The given cell will not work as electrochemical cell since `E_(Ag^(+)//Ag)^(0) gt E_(Cu^(2+)//Cu)^(0)`
The equation for electrochemical cell will be
`Cu_((s)) to Cu^(2+) +2e`
`2Ag^(+) +2e to Ag_((s))`
Emf of cell `Cu|Cu^(2+)|Ag^(+)|Ag` will be
`E_("cell")=E_("cell")^(0)-(0.059)/(2) log ([Cu^(2+)])/([Ag^(+)]^(2))`
`[Ag^(+)]=1M, [Cu^(2+)]=1M`
`E_("cell")=E_("cell")^(0)-(0.059)/(2)log 1/1`
`E_("cell")=E_("cell")^(0)`
After passage of 9.65 ampere for 1. hour `(9.65 xx 60 xx 60" coloumb charge")` during which the cell reaction is reversed thus `Cu^(2+)` are discharged from solution and Ag metal passes to ionic state.

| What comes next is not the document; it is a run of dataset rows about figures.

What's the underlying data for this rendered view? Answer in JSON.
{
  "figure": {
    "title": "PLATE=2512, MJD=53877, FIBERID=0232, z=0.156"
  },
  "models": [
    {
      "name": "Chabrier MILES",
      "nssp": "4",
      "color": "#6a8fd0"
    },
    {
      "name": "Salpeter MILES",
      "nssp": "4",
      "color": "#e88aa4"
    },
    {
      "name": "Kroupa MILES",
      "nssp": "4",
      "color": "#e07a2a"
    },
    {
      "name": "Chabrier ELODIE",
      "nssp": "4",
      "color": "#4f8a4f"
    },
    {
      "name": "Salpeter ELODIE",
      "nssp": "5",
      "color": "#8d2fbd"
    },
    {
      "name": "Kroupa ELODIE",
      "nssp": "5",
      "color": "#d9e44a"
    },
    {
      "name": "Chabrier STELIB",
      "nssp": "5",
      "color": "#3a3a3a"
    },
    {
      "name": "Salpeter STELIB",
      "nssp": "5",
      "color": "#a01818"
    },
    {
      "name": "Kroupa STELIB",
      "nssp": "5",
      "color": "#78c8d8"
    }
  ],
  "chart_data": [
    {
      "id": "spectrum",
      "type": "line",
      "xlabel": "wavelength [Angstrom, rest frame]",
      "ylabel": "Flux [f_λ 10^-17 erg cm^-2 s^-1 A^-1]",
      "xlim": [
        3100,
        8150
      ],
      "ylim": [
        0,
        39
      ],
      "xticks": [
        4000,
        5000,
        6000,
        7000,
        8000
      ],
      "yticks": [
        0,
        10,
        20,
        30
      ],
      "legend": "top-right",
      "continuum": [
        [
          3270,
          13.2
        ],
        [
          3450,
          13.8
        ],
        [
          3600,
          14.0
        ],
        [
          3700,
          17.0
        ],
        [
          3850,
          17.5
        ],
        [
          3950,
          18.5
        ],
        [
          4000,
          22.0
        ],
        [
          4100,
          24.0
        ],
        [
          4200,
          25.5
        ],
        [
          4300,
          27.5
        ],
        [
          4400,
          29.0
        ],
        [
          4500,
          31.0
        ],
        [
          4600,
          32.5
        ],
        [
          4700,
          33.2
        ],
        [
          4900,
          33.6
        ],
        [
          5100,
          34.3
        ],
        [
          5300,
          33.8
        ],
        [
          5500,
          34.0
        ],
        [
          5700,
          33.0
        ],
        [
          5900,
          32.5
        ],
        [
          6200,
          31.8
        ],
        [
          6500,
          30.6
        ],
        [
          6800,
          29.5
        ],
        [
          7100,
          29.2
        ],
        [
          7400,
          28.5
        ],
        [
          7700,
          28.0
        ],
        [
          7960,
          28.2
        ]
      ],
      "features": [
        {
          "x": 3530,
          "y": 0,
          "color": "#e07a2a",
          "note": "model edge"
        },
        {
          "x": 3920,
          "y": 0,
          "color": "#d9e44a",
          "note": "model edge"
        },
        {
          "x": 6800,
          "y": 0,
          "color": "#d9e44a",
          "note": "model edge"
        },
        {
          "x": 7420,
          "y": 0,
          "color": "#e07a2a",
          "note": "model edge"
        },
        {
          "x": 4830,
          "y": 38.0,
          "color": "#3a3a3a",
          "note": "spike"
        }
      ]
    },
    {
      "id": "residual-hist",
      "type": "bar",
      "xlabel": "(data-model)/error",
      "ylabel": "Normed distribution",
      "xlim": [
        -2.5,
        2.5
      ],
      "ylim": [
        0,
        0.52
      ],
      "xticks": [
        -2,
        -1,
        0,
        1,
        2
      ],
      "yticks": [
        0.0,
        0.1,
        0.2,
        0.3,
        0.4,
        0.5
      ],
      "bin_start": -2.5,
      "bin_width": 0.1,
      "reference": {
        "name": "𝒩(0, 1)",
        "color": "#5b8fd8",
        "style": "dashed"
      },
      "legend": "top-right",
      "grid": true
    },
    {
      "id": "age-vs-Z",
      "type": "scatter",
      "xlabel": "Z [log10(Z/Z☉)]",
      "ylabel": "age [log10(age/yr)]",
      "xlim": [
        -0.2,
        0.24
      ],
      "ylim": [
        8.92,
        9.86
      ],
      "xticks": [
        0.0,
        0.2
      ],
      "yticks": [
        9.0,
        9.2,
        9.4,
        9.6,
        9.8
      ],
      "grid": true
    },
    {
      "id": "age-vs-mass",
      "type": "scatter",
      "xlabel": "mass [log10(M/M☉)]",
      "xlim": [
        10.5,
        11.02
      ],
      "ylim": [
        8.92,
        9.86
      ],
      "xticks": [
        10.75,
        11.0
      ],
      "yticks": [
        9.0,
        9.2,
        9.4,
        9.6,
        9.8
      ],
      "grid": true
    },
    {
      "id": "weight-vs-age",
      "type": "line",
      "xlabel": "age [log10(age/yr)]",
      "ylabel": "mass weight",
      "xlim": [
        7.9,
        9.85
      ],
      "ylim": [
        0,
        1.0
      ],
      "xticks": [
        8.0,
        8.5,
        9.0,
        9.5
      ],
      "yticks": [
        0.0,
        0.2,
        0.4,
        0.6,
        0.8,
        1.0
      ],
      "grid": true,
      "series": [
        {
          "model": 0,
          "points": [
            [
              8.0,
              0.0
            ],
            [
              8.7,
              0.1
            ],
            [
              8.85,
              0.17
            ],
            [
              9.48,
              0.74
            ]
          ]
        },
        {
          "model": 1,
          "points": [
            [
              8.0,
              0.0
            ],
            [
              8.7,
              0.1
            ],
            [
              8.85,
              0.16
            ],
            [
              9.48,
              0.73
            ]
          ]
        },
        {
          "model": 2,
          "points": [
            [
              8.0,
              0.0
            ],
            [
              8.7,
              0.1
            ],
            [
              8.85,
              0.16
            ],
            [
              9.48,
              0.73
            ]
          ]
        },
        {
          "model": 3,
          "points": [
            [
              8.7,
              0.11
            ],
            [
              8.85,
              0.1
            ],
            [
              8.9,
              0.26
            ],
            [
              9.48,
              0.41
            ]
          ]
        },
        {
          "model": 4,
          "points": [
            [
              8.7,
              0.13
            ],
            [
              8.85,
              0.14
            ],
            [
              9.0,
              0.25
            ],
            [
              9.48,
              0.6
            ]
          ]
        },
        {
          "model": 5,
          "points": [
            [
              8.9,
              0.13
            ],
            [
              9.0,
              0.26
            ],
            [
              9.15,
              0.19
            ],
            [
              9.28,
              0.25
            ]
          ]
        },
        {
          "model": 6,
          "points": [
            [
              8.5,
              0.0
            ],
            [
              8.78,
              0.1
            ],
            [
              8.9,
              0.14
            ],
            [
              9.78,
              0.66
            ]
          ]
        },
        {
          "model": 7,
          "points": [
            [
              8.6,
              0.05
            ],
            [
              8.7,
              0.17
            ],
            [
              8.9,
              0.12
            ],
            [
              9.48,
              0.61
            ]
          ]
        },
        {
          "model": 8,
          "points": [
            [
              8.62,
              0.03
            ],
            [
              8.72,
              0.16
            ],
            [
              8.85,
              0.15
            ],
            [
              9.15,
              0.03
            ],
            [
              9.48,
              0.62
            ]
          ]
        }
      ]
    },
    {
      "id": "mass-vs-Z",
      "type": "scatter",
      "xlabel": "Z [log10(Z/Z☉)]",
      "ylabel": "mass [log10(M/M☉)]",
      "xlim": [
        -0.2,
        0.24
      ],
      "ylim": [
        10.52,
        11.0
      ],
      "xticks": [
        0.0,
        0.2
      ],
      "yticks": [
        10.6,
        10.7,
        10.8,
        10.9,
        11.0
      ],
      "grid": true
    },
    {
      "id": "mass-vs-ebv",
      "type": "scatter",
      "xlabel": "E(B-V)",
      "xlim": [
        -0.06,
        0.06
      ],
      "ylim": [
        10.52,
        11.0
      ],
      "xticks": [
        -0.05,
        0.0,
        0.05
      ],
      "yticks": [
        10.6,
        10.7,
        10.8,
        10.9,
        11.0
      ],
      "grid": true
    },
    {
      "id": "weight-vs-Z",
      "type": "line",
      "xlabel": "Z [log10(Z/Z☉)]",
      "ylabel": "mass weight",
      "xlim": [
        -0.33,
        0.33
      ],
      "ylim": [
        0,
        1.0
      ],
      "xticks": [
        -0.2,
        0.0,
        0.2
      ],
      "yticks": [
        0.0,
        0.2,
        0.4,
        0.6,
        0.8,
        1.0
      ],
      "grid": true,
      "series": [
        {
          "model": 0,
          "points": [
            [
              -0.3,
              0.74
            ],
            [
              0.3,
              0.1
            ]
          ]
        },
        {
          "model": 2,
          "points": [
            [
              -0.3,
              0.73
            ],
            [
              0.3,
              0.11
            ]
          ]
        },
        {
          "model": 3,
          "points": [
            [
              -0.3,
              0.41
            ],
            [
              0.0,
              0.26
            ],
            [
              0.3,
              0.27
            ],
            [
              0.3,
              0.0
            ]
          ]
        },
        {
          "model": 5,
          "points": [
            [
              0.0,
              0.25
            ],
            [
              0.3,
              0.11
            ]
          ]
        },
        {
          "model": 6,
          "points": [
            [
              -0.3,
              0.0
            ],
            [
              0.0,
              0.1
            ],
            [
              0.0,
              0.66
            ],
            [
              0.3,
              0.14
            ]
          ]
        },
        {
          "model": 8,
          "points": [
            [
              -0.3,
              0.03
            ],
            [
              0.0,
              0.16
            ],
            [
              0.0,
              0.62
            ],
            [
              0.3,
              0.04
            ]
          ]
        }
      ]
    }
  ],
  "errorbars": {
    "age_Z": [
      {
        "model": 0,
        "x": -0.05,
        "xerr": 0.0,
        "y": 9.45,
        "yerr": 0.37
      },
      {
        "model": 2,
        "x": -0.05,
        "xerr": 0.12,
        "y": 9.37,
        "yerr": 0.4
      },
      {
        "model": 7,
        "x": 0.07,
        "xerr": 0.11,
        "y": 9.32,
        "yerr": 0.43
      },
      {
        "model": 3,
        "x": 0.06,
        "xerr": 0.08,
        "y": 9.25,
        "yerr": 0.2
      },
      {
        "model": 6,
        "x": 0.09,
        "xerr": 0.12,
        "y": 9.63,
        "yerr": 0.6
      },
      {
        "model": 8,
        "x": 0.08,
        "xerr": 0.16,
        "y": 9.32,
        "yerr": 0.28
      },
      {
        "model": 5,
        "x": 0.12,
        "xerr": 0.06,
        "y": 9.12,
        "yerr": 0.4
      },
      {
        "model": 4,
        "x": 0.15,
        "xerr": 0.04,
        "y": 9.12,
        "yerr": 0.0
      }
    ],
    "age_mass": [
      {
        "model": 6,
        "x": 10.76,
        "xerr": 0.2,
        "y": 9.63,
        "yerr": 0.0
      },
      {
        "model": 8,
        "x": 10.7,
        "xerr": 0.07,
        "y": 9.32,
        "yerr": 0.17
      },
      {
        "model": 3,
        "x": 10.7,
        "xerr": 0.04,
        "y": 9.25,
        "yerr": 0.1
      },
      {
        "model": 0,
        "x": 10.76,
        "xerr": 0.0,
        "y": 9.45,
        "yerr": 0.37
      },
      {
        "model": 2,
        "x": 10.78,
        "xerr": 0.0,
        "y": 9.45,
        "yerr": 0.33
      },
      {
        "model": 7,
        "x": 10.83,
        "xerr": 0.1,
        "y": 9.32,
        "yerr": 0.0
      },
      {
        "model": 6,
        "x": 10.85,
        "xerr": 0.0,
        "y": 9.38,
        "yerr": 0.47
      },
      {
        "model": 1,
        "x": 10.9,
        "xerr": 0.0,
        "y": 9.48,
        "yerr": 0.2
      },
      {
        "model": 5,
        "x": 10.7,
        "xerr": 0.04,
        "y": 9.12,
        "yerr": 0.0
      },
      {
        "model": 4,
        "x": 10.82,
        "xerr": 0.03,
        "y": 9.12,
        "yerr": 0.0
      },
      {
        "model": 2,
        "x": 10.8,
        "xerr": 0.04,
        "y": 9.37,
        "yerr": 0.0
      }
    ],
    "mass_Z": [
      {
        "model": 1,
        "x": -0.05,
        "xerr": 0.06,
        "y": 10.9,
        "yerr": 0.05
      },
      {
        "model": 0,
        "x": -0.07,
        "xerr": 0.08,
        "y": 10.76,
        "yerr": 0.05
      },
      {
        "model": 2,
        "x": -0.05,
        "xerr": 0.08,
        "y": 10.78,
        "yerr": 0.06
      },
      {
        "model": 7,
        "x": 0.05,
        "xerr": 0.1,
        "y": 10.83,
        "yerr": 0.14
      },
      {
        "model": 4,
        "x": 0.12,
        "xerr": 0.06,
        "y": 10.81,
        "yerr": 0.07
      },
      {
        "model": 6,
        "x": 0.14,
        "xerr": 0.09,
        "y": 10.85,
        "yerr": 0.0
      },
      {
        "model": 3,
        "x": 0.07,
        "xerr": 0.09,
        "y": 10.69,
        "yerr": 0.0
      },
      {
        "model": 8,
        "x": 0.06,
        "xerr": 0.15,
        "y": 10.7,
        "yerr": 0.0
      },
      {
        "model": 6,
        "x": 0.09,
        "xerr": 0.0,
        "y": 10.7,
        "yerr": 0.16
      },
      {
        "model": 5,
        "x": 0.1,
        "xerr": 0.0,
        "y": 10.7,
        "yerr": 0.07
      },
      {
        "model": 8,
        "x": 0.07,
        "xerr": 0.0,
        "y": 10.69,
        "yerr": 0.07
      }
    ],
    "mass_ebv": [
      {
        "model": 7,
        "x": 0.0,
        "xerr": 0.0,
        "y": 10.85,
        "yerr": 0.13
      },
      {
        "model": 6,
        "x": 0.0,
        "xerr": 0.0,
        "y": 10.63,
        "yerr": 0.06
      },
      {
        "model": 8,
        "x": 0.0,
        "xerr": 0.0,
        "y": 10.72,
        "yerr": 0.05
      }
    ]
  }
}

The reaction during passage of current are
`Cu^(2+) +2e to Cu`
`2Ag to 2Ag^(+)+2e`
`Ag^(+)` ions formed `=(9.65 xx 60 xx 60)/(96500)=0.36=0.36" mole"`
`Cu^(2+)" discharged"=(9.65 xx 60 xx 60)/(96500)=0.36 eq=0.18" mole"`
Finally `[Ag^(+)]=1+0.36=1.36M`
`[Cu^(2+)]=1-0.8=0.82M`
New cell: `Cu|Cu_((0.82M))^(2+) ||Ag_((1.36M))^(+)|Ag`
`E_("cell")=E_("cell")^(0)-(0.059)/(2) log((0.82))/((1.36)^(2))`
`=E_("cell")^(0)+0.010 volt`
Thus `E_("cell")` increased by 0.010 V.